Duplicitous protectionism

The Groundhog is supposed to be the harbinger of spring. Once the groundhog is sighted on Groundhog Day people rejoice, since spring is round the corner and the dreary winter is almost over. Likewise, in case of a forest fire, the rhino is rumored to run out of the forest as though its own tail were on fire, and this sort of gives a cue to other animals to grab their coats and run! Then again, before Mt. Vesuvius erupted incinerating Pompeii, the legend goes that dogs all over the town howled, and acted crazy. Precursors, forebears, harbingers, whatever.

You might wonder why I am saying these things. Because I feel that we should have read the signs long ago. Remember how Mumbai and Maharashtra was held to ransom a few months back on the whole North Indian v/s Maharashtrian story? Well, now, with the global economic meltdown, British are out on the streets protesting and urging the government to provide them with right of way when it comes to jobs in their own country. Now, the US House wants to ban American companies that employ people on H1B visas. The bailout has fine print that reads - 'Buy American'. Why? because they want food cooked by the family to be eaten by family first before being given to the poor. Curb internal unemployment. Encourage indigenous industry first and prevent internal enterprise from being devoured by cheaper Eastern-world substitutes. Are they right? Who knows? One may argue that American tax payers' money had better be used to encourage American industry. But this argument never surfaced when the world was busy buying American debt. People call this 'Protectionist policies' when they are the victims. But the same people call this phenomenon 'protection of self interests' while they act as the enforcers of such policies. Duplicity? Indeed..............

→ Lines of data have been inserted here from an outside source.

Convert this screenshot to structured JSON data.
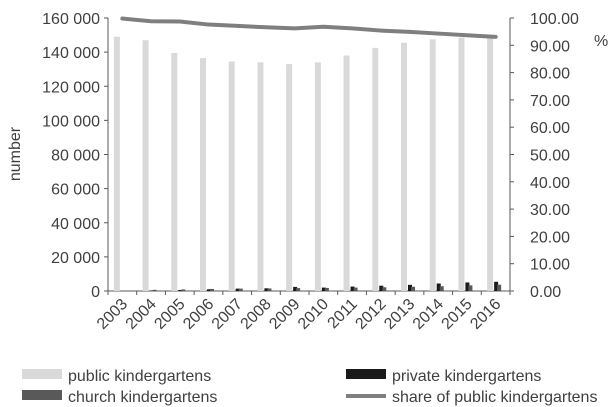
{
  "chart_data": {
    "type": "bar",
    "categories": [
      "2003",
      "2004",
      "2005",
      "2006",
      "2007",
      "2008",
      "2009",
      "2010",
      "2011",
      "2012",
      "2013",
      "2014",
      "2015",
      "2016"
    ],
    "series": [
      {
        "name": "public kindergartens",
        "kind": "bar",
        "axis": "left",
        "color": "#d9d9d9",
        "values": [
          149000,
          147000,
          139500,
          136500,
          134500,
          134000,
          133000,
          134000,
          138000,
          142500,
          145500,
          147500,
          148500,
          149000
        ]
      },
      {
        "name": "private kindergartens",
        "kind": "bar",
        "axis": "left",
        "color": "#1a1a1a",
        "values": [
          0,
          300,
          600,
          1000,
          1400,
          1600,
          2400,
          2000,
          2600,
          3100,
          3600,
          4400,
          5000,
          5400
        ]
      },
      {
        "name": "church kindergartens",
        "kind": "bar",
        "axis": "left",
        "color": "#595959",
        "values": [
          0,
          700,
          900,
          1200,
          1400,
          1500,
          1700,
          1800,
          2000,
          2200,
          2500,
          2800,
          3300,
          3700
        ]
      },
      {
        "name": "share of public kindergartens",
        "kind": "line",
        "axis": "right",
        "color": "#7f7f7f",
        "values": [
          99.8,
          98.8,
          98.7,
          97.6,
          97.1,
          96.6,
          96.2,
          96.8,
          96.2,
          95.4,
          94.9,
          94.3,
          93.7,
          93.1
        ]
      }
    ],
    "y_left": {
      "label": "number",
      "min": 0,
      "max": 160000,
      "ticks": [
        "0",
        "20 000",
        "40 000",
        "60 000",
        "80 000",
        "100 000",
        "120 000",
        "140 000",
        "160 000"
      ]
    },
    "y_right": {
      "label": "%",
      "min": 0,
      "max": 100,
      "ticks": [
        "0.00",
        "10.00",
        "20.00",
        "30.00",
        "40.00",
        "50.00",
        "60.00",
        "70.00",
        "80.00",
        "90.00",
        "100.00"
      ]
    },
    "legend_position": "bottom",
    "grid": false
  }
}
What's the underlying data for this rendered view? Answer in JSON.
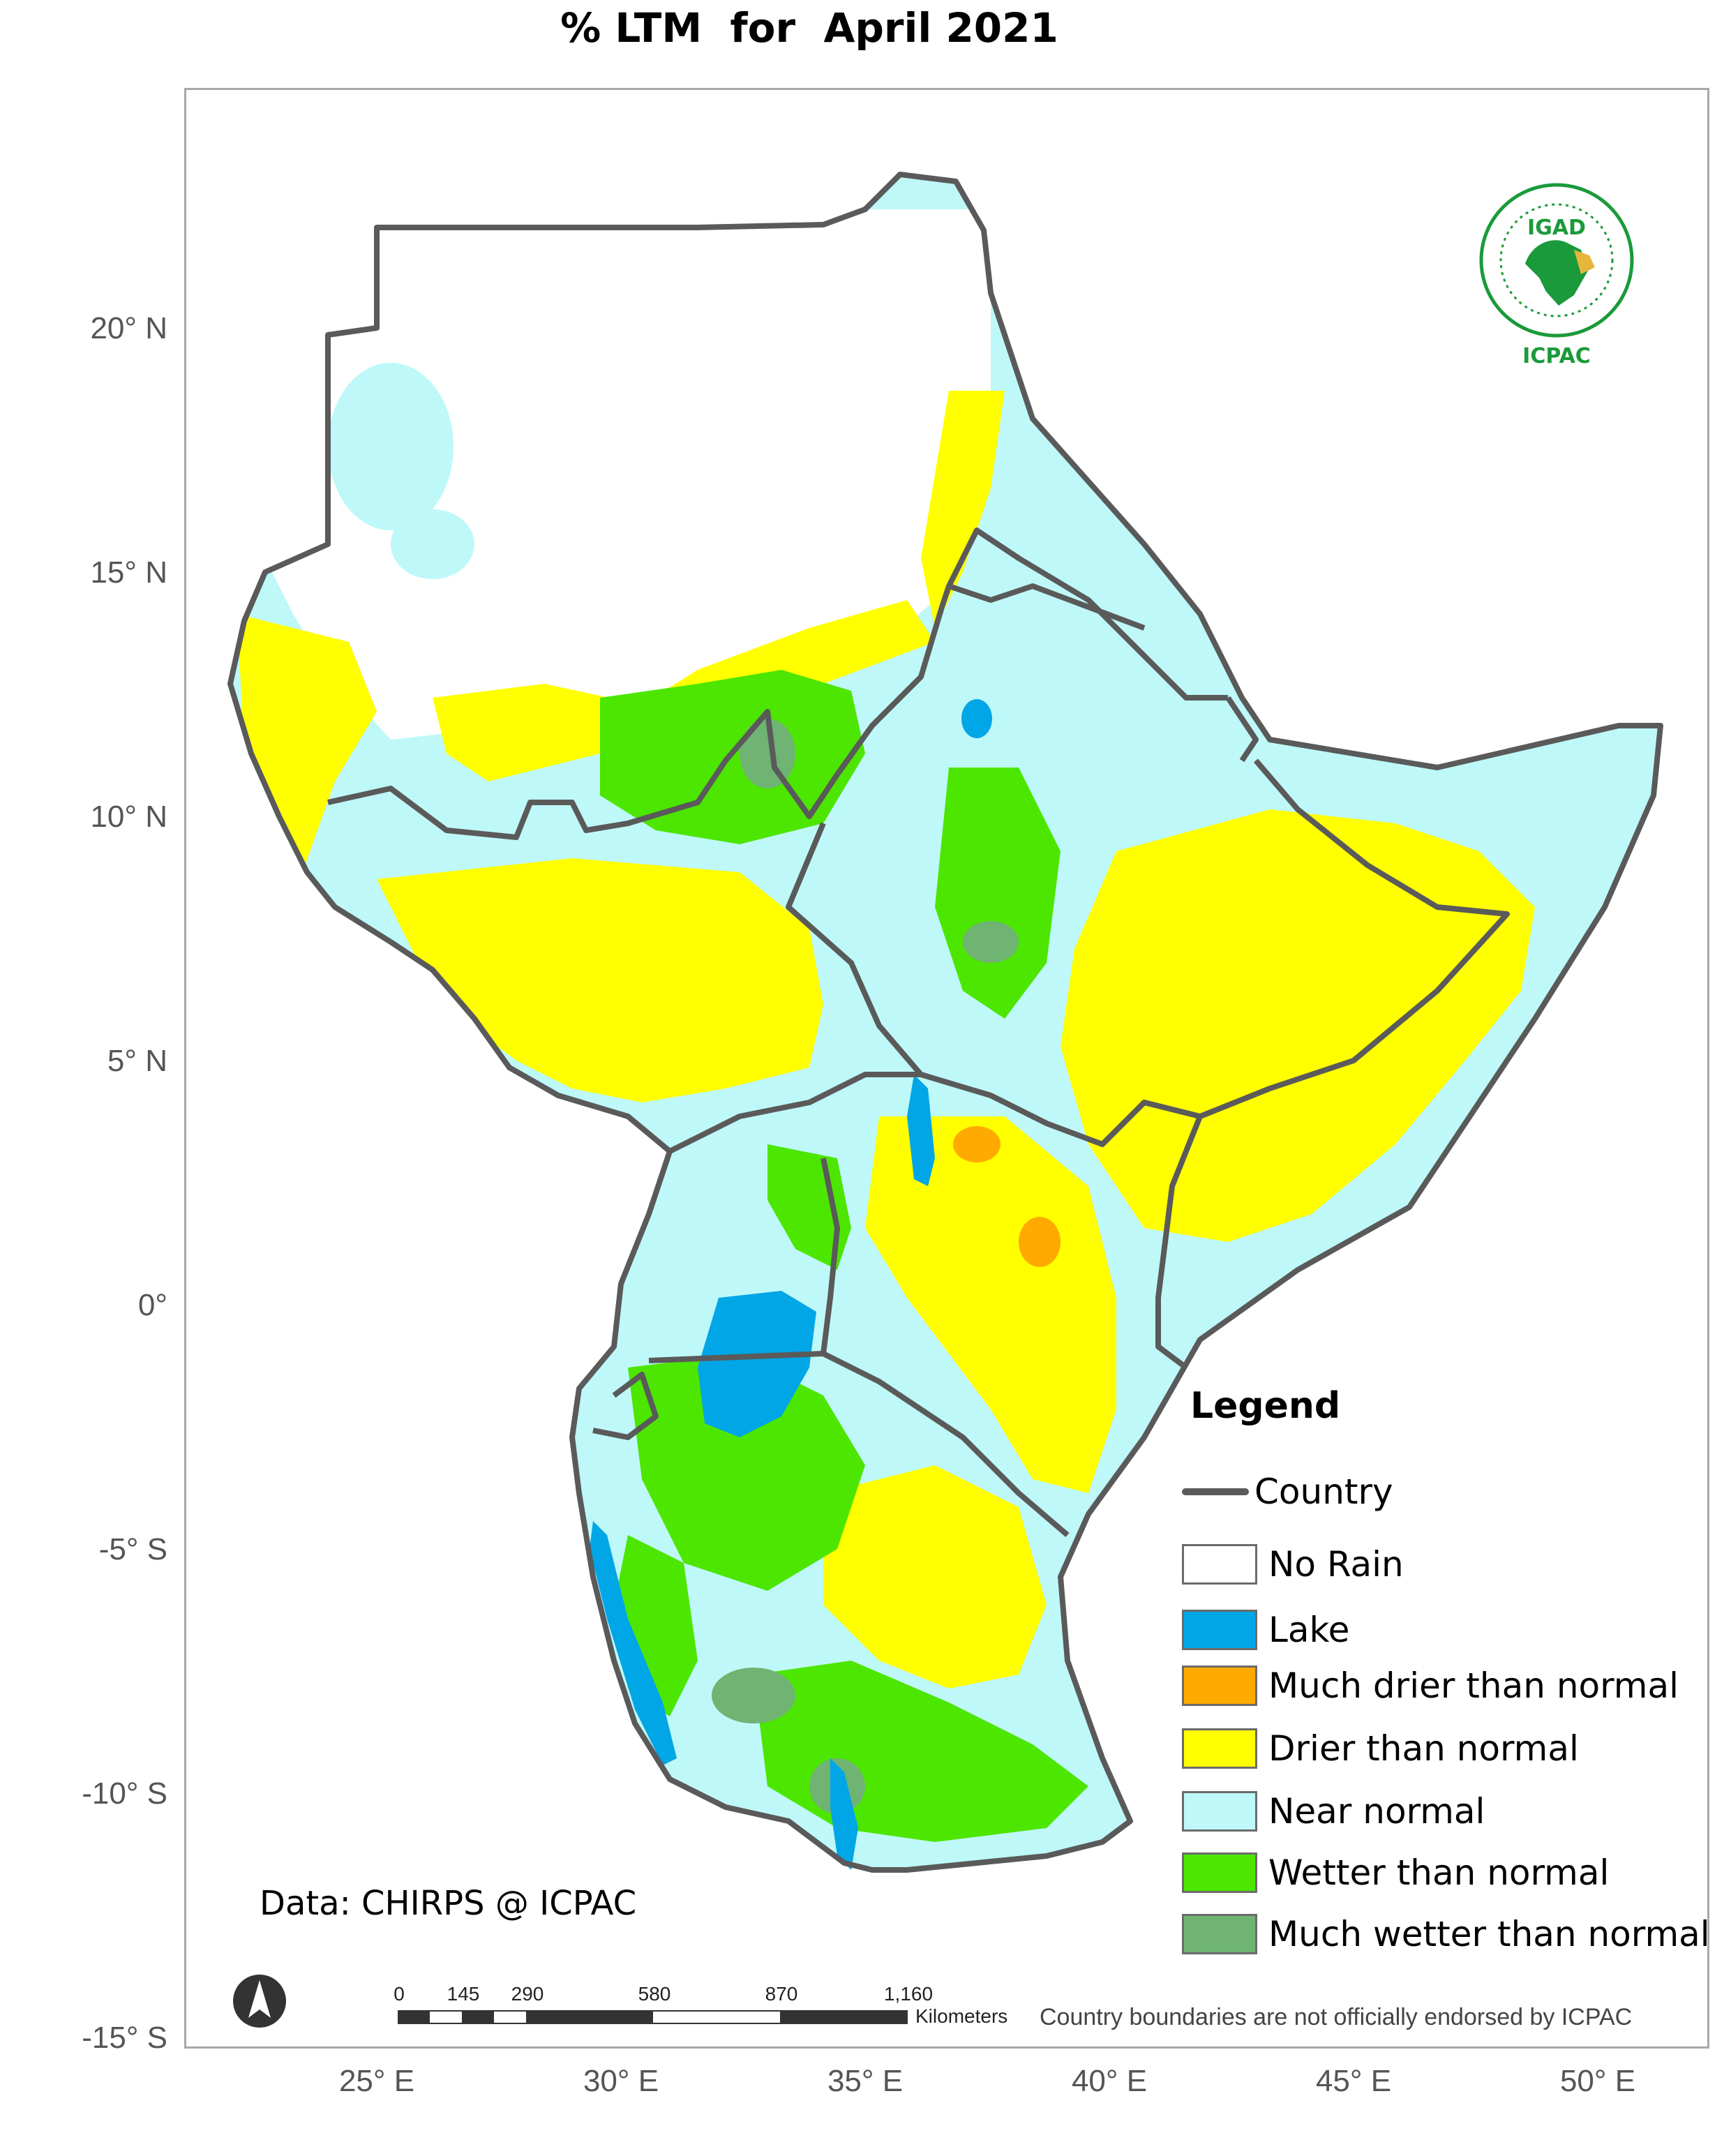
{
  "title": "% LTM  for  April 2021",
  "axes": {
    "y_labels": [
      "20° N",
      "15° N",
      "10° N",
      "5° N",
      "0°",
      "-5° S",
      "-10° S",
      "-15° S"
    ],
    "x_labels": [
      "25° E",
      "30° E",
      "35° E",
      "40° E",
      "45° E",
      "50° E"
    ]
  },
  "legend": {
    "title": "Legend",
    "country_label": "Country",
    "items": [
      {
        "label": "No Rain",
        "color": "#ffffff"
      },
      {
        "label": "Lake",
        "color": "#00a6e6"
      },
      {
        "label": "Much drier than normal",
        "color": "#ffaa00"
      },
      {
        "label": "Drier than normal",
        "color": "#ffff00"
      },
      {
        "label": "Near normal",
        "color": "#bff8f8"
      },
      {
        "label": "Wetter than normal",
        "color": "#4ce600"
      },
      {
        "label": "Much wetter than normal",
        "color": "#6fb472"
      }
    ]
  },
  "credit": "Data: CHIRPS @ ICPAC",
  "disclaimer": "Country boundaries are not officially endorsed by ICPAC",
  "scale_bar": {
    "labels": [
      "0",
      "145",
      "290",
      "580",
      "870",
      "1,160"
    ],
    "unit": "Kilometers"
  },
  "logo": {
    "org": "IGAD",
    "center": "ICPAC"
  },
  "north_arrow_icon": "north-arrow-icon",
  "colors": {
    "border": "#5a5a5a",
    "no_rain": "#ffffff",
    "lake": "#00a6e6",
    "much_drier": "#ffaa00",
    "drier": "#ffff00",
    "near_normal": "#bff8f8",
    "wetter": "#4ce600",
    "much_wetter": "#6fb472"
  }
}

Parallels exist everywhere. It is up to the informed, aware individuals to decide which way to go. Why not let the market decide which way to go, since history has proven time and time again that markets are by and far the most righteous, and fair entities in the game called life. Let the markets decide whether to 'buy American'. Let 'American' be competent enough to compete on the world stage unaided. Let the market decide whether a Jha or a Jadhav gets an opportunity. Let each compete on merit. This is the only way we can achieve overall development of our core competence.

1 comment:

Anonymous said...

Be realistic! Markets have never been free. They always have been subject to explicit and implicit control. And as long as we are divided by geographical, political, linguistic ... I can go on ... boundaries, these will exist. Americans will do what is best suited for them. We should do what is best suited for us.